Faut-il aller voir La tête haute ?
Depuis qu’il sait marcher, Malony marche de travers. Dans les jouets des autres, dans les joints de sa mère, dans la gueule des éducateurs, dans les voitures volées et dans le tribunal de Dunkerque. A 15 ans, Malony ne connait pas ses profs, mais la juge l’appelle par son prénom.
Est-ce qu’on est foutu à 15 ans ? Est-ce qu’on peut vivre heureux loin de la mère ? Faut-il faire des enfants quand on porte un bracelet électronique ? Et c’est la faute à qui, s’ils deviennent dingues ?
La tête haute n’a pas de réponse. La réalisatrice, Emmanuelle Bercot nous épargne les théories sur l’éducation, la repentance et le système de répression infantile. Son film n’a pas de thèse, mais il pose pas mal de questions. A commencer par celle-là : que se passe-t-il quand les adultes ont peur d’un enfant ?
Il y a ceux qui laissent tomber et une poignée de héros imparfaits qui ne baissent pas les bras. A travers le parcours chaotique de Malony, Bercot raconte aussi le combat des juges, éducateurs, directeurs de centre qui n’en finissent plus de lui donner une dernière chance. Leur portrait est troublant.
Le reste est éreintant. Explosif, le film laisse le spectateur à plat. Malony, petite terreur fragile, ressemble à un pain de C4 en zone tropicale : instable au point de faire sursauter le caméraman, imprévisible, impitoyable et impulsif au dernier degré, Rod Paradot est aussi hypnotisant qu’inoubliable.
Oui ça fait beaucoup d’adjectifs.
La prouesse du film, c’est de ne rien pardonner à son personnage principal, sans pour autant le condamner.
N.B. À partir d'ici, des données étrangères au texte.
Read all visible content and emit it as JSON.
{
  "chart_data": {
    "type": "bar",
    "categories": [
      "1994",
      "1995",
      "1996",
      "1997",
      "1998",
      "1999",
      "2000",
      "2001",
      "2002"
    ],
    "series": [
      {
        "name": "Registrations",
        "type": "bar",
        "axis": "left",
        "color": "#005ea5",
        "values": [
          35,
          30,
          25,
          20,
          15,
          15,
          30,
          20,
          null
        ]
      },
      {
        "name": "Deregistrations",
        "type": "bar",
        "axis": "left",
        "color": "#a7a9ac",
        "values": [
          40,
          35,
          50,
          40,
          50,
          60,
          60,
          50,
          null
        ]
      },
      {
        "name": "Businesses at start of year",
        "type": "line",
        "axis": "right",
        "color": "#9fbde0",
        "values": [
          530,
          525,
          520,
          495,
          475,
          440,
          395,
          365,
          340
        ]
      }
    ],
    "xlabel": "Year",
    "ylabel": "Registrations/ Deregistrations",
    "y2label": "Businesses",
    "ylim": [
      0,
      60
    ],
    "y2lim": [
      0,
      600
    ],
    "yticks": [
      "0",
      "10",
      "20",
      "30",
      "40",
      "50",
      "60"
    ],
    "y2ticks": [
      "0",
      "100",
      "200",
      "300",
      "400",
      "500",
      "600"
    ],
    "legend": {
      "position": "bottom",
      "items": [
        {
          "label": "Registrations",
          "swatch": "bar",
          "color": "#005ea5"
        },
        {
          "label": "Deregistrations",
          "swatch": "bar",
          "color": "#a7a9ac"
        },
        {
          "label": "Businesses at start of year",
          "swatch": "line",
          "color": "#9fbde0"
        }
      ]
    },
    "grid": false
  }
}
Il ne s’agit pas de sauver Malony, ni de l’accabler, juste de dresser le portrait d’une bête en cage, qui se jettent contre les barreaux jusqu’à l’épuisement. Et derrière la rage, il y a ce petit garçon apeuré, qui refuse de croire qu’il a une chance et dont la vie est une suite de convocations dans des bureaux.
La matière brute est tellement percutante qu’on oublie un peu le reste : quelques longueurs, des répétitions, un propos un peu diffus et un plan final vraiment très moche. Et pourtant il y’a beaucoup de beauté à Dunkerque, n’en déplaise à Catherine Deneuve.
En Bref : Il faut aller voir La tête haute. C’est Mommy sans le bullshit, sans les gimmicks pop, l’esthétique de pub et la complainte tire-larme. C’est à l’os, puissant, soufflant. Et lorsque le petit frère demande à son ainé si “la juge est d’accord pour qu’on vole des voitures ?” l’intensité dramatique culmine à des hauteurs où l’oxygène se fait rare.
Dans un salon cannois, Maïwenn a regretté que les femmes manquent de testostérone pour être réalisatrices. Bon. Je ne connais pas l’état hormonal d’Emmanuelle Bercot. Mais je crois qu’elle vient de me casser la gueule.